An employee does not need two years’ service to claim unfair dismissal if the reason for the dismissal is that he or she has made a public interest disclosure. One of the difficulties for employers is that an employee who makes disclosures of alleged wrongdoing may also be a difficult colleague to work with – and if he or she is dismissed it may be difficult for the Tribunal to decide whether the dismissal was prompted by the disclosure itself or by the way in which the employee has behaved.
In Parsons v Airplus International Ltd the employee was dismissed after just six weeks of work as a legal compliance officer. In the course of her employment she had raised a number of issues that she identified as being public interest disclosures concerned with the way in which the employer was operating its business. The Tribunal found, however, that the dismissal was nothing to do with the matters that the employee was raising, but was a result of her behaviour. She was found to be rude and confrontational in her approach; she made assumptions about the legal position without researching them properly; did not listen to others and was unable to make practical suggestions about what measures should be taken. Instead she was irrationally focussed on her own personal liability for any irregularities and her disclosures were aimed purely at protecting her own personal position.

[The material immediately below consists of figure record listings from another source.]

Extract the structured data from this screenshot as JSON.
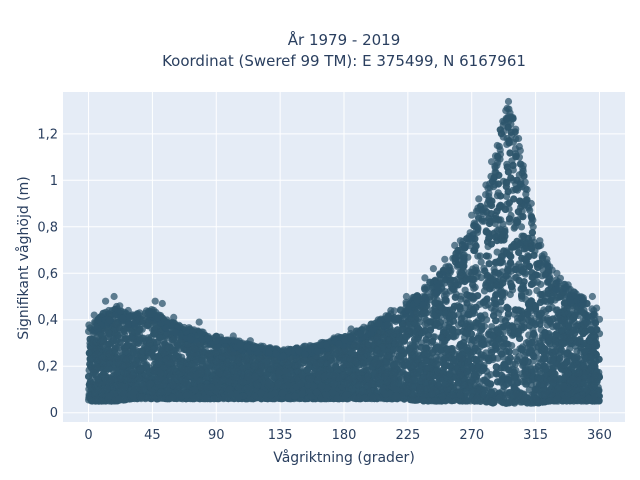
{
  "chart_data": {
    "type": "scatter",
    "title": [
      "År 1979 - 2019",
      "Koordinat (Sweref 99 TM): E 375499, N 6167961"
    ],
    "xlabel": "Vågriktning (grader)",
    "ylabel": "Signifikant våghöjd (m)",
    "xlim": [
      -18,
      378
    ],
    "ylim": [
      -0.04,
      1.38
    ],
    "xticks": [
      0,
      45,
      90,
      135,
      180,
      225,
      270,
      315,
      360
    ],
    "xtick_labels": [
      "0",
      "45",
      "90",
      "135",
      "180",
      "225",
      "270",
      "315",
      "360"
    ],
    "yticks": [
      0,
      0.2,
      0.4,
      0.6,
      0.8,
      1.0,
      1.2
    ],
    "ytick_labels": [
      "0",
      "0,2",
      "0,4",
      "0,6",
      "0,8",
      "1",
      "1,2"
    ],
    "grid": true,
    "legend": "none",
    "marker_color": "#2e566c",
    "background_color": "#e5ecf6",
    "envelope": {
      "direction": [
        0,
        10,
        20,
        30,
        45,
        55,
        70,
        90,
        110,
        135,
        160,
        180,
        200,
        220,
        235,
        250,
        265,
        275,
        285,
        292,
        296,
        300,
        306,
        315,
        325,
        340,
        350,
        360
      ],
      "min_height": [
        0.05,
        0.05,
        0.05,
        0.06,
        0.06,
        0.06,
        0.06,
        0.06,
        0.06,
        0.06,
        0.06,
        0.06,
        0.06,
        0.06,
        0.05,
        0.05,
        0.05,
        0.05,
        0.04,
        0.04,
        0.04,
        0.04,
        0.04,
        0.04,
        0.05,
        0.05,
        0.05,
        0.05
      ],
      "max_height": [
        0.38,
        0.42,
        0.45,
        0.42,
        0.44,
        0.4,
        0.36,
        0.33,
        0.3,
        0.27,
        0.29,
        0.33,
        0.38,
        0.45,
        0.52,
        0.62,
        0.74,
        0.88,
        1.05,
        1.28,
        1.32,
        1.25,
        1.05,
        0.78,
        0.62,
        0.52,
        0.48,
        0.4
      ]
    },
    "outliers": [
      [
        4,
        0.42
      ],
      [
        12,
        0.48
      ],
      [
        18,
        0.5
      ],
      [
        22,
        0.46
      ],
      [
        28,
        0.44
      ],
      [
        36,
        0.43
      ],
      [
        47,
        0.48
      ],
      [
        52,
        0.47
      ],
      [
        60,
        0.41
      ],
      [
        78,
        0.39
      ],
      [
        102,
        0.33
      ],
      [
        114,
        0.31
      ],
      [
        185,
        0.36
      ],
      [
        199,
        0.38
      ],
      [
        213,
        0.44
      ],
      [
        224,
        0.5
      ],
      [
        237,
        0.58
      ],
      [
        243,
        0.62
      ],
      [
        251,
        0.66
      ],
      [
        258,
        0.72
      ],
      [
        262,
        0.74
      ],
      [
        270,
        0.85
      ],
      [
        275,
        0.92
      ],
      [
        280,
        0.98
      ],
      [
        284,
        1.08
      ],
      [
        288,
        1.15
      ],
      [
        291,
        1.2
      ],
      [
        293,
        1.25
      ],
      [
        294,
        1.3
      ],
      [
        295,
        1.31
      ],
      [
        297,
        1.29
      ],
      [
        299,
        1.27
      ],
      [
        301,
        1.22
      ],
      [
        303,
        1.18
      ],
      [
        306,
        1.05
      ],
      [
        309,
        0.96
      ],
      [
        312,
        0.9
      ],
      [
        318,
        0.74
      ],
      [
        323,
        0.66
      ],
      [
        330,
        0.6
      ],
      [
        338,
        0.55
      ],
      [
        342,
        0.52
      ],
      [
        348,
        0.49
      ],
      [
        355,
        0.5
      ],
      [
        358,
        0.45
      ]
    ]
  }
}
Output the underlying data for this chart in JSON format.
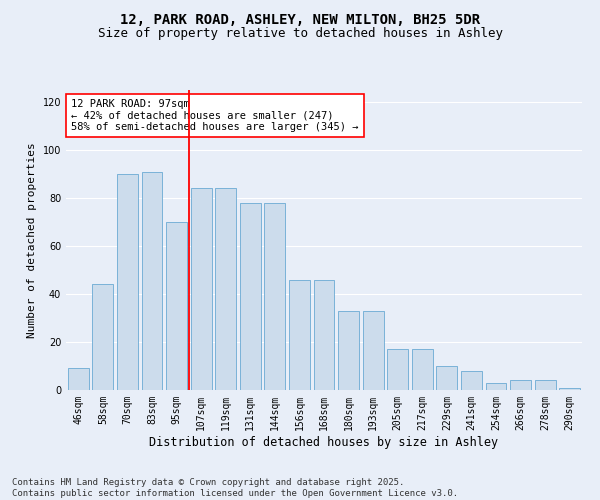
{
  "title_line1": "12, PARK ROAD, ASHLEY, NEW MILTON, BH25 5DR",
  "title_line2": "Size of property relative to detached houses in Ashley",
  "xlabel": "Distribution of detached houses by size in Ashley",
  "ylabel": "Number of detached properties",
  "categories": [
    "46sqm",
    "58sqm",
    "70sqm",
    "83sqm",
    "95sqm",
    "107sqm",
    "119sqm",
    "131sqm",
    "144sqm",
    "156sqm",
    "168sqm",
    "180sqm",
    "193sqm",
    "205sqm",
    "217sqm",
    "229sqm",
    "241sqm",
    "254sqm",
    "266sqm",
    "278sqm",
    "290sqm"
  ],
  "values": [
    9,
    44,
    90,
    91,
    70,
    84,
    84,
    78,
    78,
    46,
    46,
    33,
    33,
    17,
    17,
    10,
    8,
    3,
    4,
    4,
    1
  ],
  "bar_color": "#ccdcec",
  "bar_edge_color": "#6aaad4",
  "vline_color": "red",
  "annotation_text": "12 PARK ROAD: 97sqm\n← 42% of detached houses are smaller (247)\n58% of semi-detached houses are larger (345) →",
  "annotation_box_color": "white",
  "annotation_box_edge": "red",
  "ylim": [
    0,
    125
  ],
  "yticks": [
    0,
    20,
    40,
    60,
    80,
    100,
    120
  ],
  "background_color": "#e8eef8",
  "footer_text": "Contains HM Land Registry data © Crown copyright and database right 2025.\nContains public sector information licensed under the Open Government Licence v3.0.",
  "grid_color": "#ffffff",
  "title_fontsize": 10,
  "subtitle_fontsize": 9,
  "tick_fontsize": 7,
  "xlabel_fontsize": 8.5,
  "ylabel_fontsize": 8,
  "annotation_fontsize": 7.5,
  "footer_fontsize": 6.5
}
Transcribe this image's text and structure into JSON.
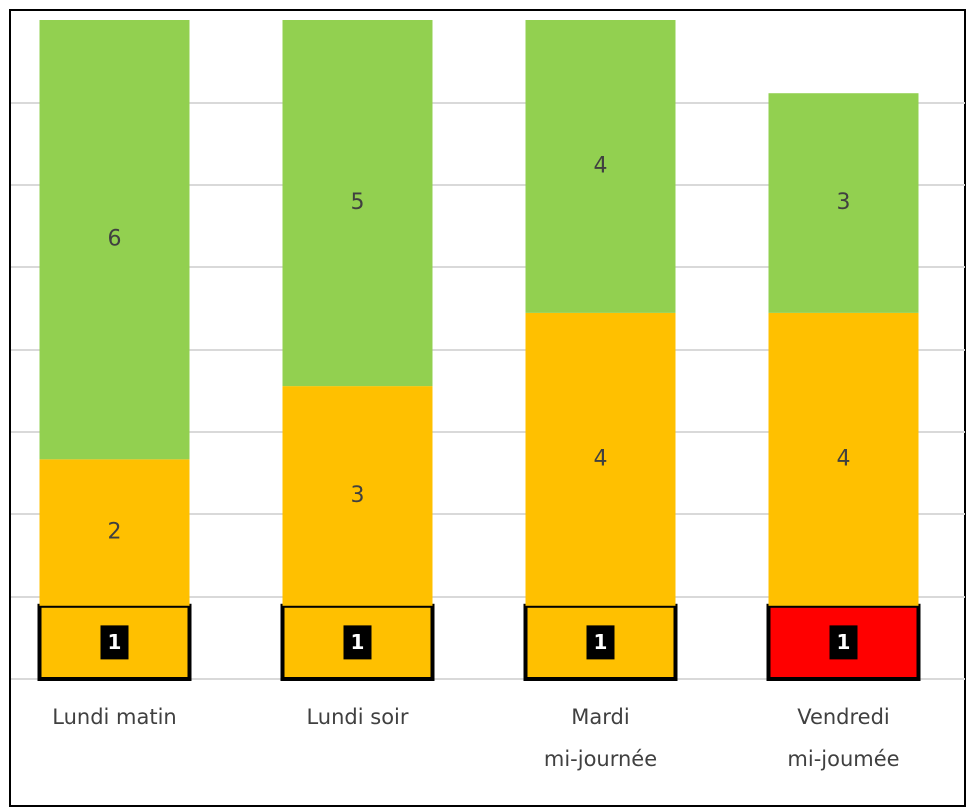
{
  "chart_data": {
    "type": "stacked_bar",
    "categories": [
      [
        "Lundi matin"
      ],
      [
        "Lundi soir"
      ],
      [
        "Mardi",
        "mi-journée"
      ],
      [
        "Vendredi",
        "mi-joumée"
      ]
    ],
    "series": [
      {
        "color": [
          "#ffc000",
          "#ffc000",
          "#ffc000",
          "#ff0000"
        ],
        "values": [
          1,
          1,
          1,
          1
        ]
      },
      {
        "color": "#ffc000",
        "values": [
          2,
          3,
          4,
          4
        ]
      },
      {
        "color": "#92d050",
        "values": [
          6,
          5,
          4,
          3
        ]
      }
    ],
    "ylim": [
      0,
      9
    ]
  }
}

The EAT upheld the Tribunal’s decision. The Tribunal had been entitled to find that the employer had properly distinguished between the making of the disclosures and the employee’s wider behaviour. The Tribunal had not made the mistake of assuming that because the employee was motivated by the desire to protect her own position that that meant that the disclosures were not made in the public interest. The Tribunal had instead found that the matters raised were not in the public interest because they were only concerned with protecting the employee’s own position. That was a conclusion the Tribunal had been entitled to reach.